«Die Medien dürfen gerne etwas kritischer sein»

Zum Saisonstart kommt Davide Callà auf dem Platz kaum zum Einsatz. Ein Gespräch über Leadertypen, seine Rolle in der Kabine und auf dem Balkon, peinliche Fotos und spannende Journalistenfragen. 

Davide Callà erlebt beim FC Basel einen schweren Saisonstart. (Bild: Dirk Wetzel)

Davide Callà, Sie hatten während der Nationalmannschaftspause drei Tage frei. Was haben Sie gemacht?

Ich habe einfach mal das Wochenende genossen. Am liebsten verbringe ich Zeit mit der Familie, wir haben Freunde besucht, die wir lange nicht gesehen haben. Und dann schauen meine Frau und ich auch mal eine Serie.

Was schauen Sie?

«Game of Thrones» ist es nicht. «Breaking Bad» haben wir gesehen oder «Narcos» auf Netflix. Aber wenn ich wählen kann, lese ich lieber Bücher. Meistens auf Italienisch.

Und dann natürlich nur Klassiker.

Romane und Thriller. Es gibt diesen Autor, Donato Carrisi. Den lese ich gerne, er hat eine sehr direkte Art zu schreiben. Das gefällt mir.

Ausserdem kochen Sie gerne, wie man hört. Haben Sie darüber nachgedacht, einen Blog zu führen wie Ihr ehemaliger Teamkollege Yann Sommer?

Nein, nein! Ich bin generell nicht einer, der sein Leben in die Öffentlichkeit rausträgt. Ich habe keine Accounts in sozialen Medien, ich habe keinen Blog. Das heisst aber nicht, dass ich verschlossen wäre.

Viele Ihrer Teamkollegen sind da aktiver. Bekommen Sie mit, was die so posten?

Ja, die zeigen mir das schon ab und zu. Und manchmal greifen die Medien das ja auch auf, wenn zum Beispiel Trump twittert oder einer von der AfD wieder etwas Provokatives gepostet hat.

Wenn zum Beispiel Mohamed Elyounoussi in der Kabine ein Foto macht, wollen Sie das dann sehen, bevor das online geht?

Eigentlich ist mir das egal.
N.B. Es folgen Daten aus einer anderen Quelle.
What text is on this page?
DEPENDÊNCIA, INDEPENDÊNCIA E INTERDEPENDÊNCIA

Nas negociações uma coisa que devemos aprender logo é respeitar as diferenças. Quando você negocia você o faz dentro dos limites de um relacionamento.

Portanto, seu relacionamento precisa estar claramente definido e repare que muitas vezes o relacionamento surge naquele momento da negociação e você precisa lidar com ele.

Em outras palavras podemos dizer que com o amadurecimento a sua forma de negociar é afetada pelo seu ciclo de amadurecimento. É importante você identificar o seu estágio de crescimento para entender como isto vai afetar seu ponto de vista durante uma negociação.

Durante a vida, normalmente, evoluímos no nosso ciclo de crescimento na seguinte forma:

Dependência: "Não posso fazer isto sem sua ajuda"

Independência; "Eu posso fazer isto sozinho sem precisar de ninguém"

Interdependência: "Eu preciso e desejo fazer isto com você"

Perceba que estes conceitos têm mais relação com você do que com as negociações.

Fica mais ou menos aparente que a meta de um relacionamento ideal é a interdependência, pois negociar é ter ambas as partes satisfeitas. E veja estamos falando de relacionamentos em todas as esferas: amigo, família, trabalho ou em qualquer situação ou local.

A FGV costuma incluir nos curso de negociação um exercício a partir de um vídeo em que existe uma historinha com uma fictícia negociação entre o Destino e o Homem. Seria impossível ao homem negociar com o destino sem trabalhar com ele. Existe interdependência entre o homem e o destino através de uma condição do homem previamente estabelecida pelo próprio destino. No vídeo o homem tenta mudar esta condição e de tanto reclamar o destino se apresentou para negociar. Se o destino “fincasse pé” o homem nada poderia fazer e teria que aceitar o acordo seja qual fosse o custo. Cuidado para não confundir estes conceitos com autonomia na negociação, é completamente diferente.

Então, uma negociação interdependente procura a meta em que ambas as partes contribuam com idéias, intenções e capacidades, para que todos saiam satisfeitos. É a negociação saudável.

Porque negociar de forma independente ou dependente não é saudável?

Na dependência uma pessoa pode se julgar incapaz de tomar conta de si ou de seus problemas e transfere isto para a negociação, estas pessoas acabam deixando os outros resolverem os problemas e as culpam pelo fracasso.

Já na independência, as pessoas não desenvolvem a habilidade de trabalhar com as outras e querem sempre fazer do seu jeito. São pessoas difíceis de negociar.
Es kommt selten vor, dass in der Kabine fotografiert wird, und wenn wir mal ein Selfie machen, dann sehe ich das ohnehin nicht. Aber jetzt, wo Sie es sagen: Michael Lang hat mir kürzlich ein Foto von mir geschickt (sucht auf dem Handy). Eine Szene aus dem Freundschaftsspiel gegen Wohlen, in der ich schrecklich aussehe. Sie kennen doch bestimmt das Bild von Fellaini (Spieler bei Manchester United, Anm. d. Red.), so einen Schnappschuss beim Kopfball gibts jetzt auch von mir. Man muss dreimal hinsehen, um zu erkennen, dass ich das bin. Es ist sehr lustig. Das wäre ein Bild gewesen, das ich gerne gepostet hätte, wenn ich soziale Medien nutzen würde.

Callà macht den Fellaini: Michael Lang schickte seinem Teamkollegen das Bild aus dem Testspiel gegen Wohlen per whatsapp.

Für so was sind Sie also nicht zu eitel?

Nein, ich bin der Erste, der so etwas weiterleitet. Es ist krass, was so ein Bild mit einem anrichten kann, wie so eine Momentaufnahme die Realität verzerrt. Ein wenig passt das zur heutigen Welt, man darf nicht immer alles zu ernst nehmen und sich vom Drang zur Perfektion beeinflussen lassen. Eine Momentaufnahme spiegelt eben nicht die ganze Wirklichkeit.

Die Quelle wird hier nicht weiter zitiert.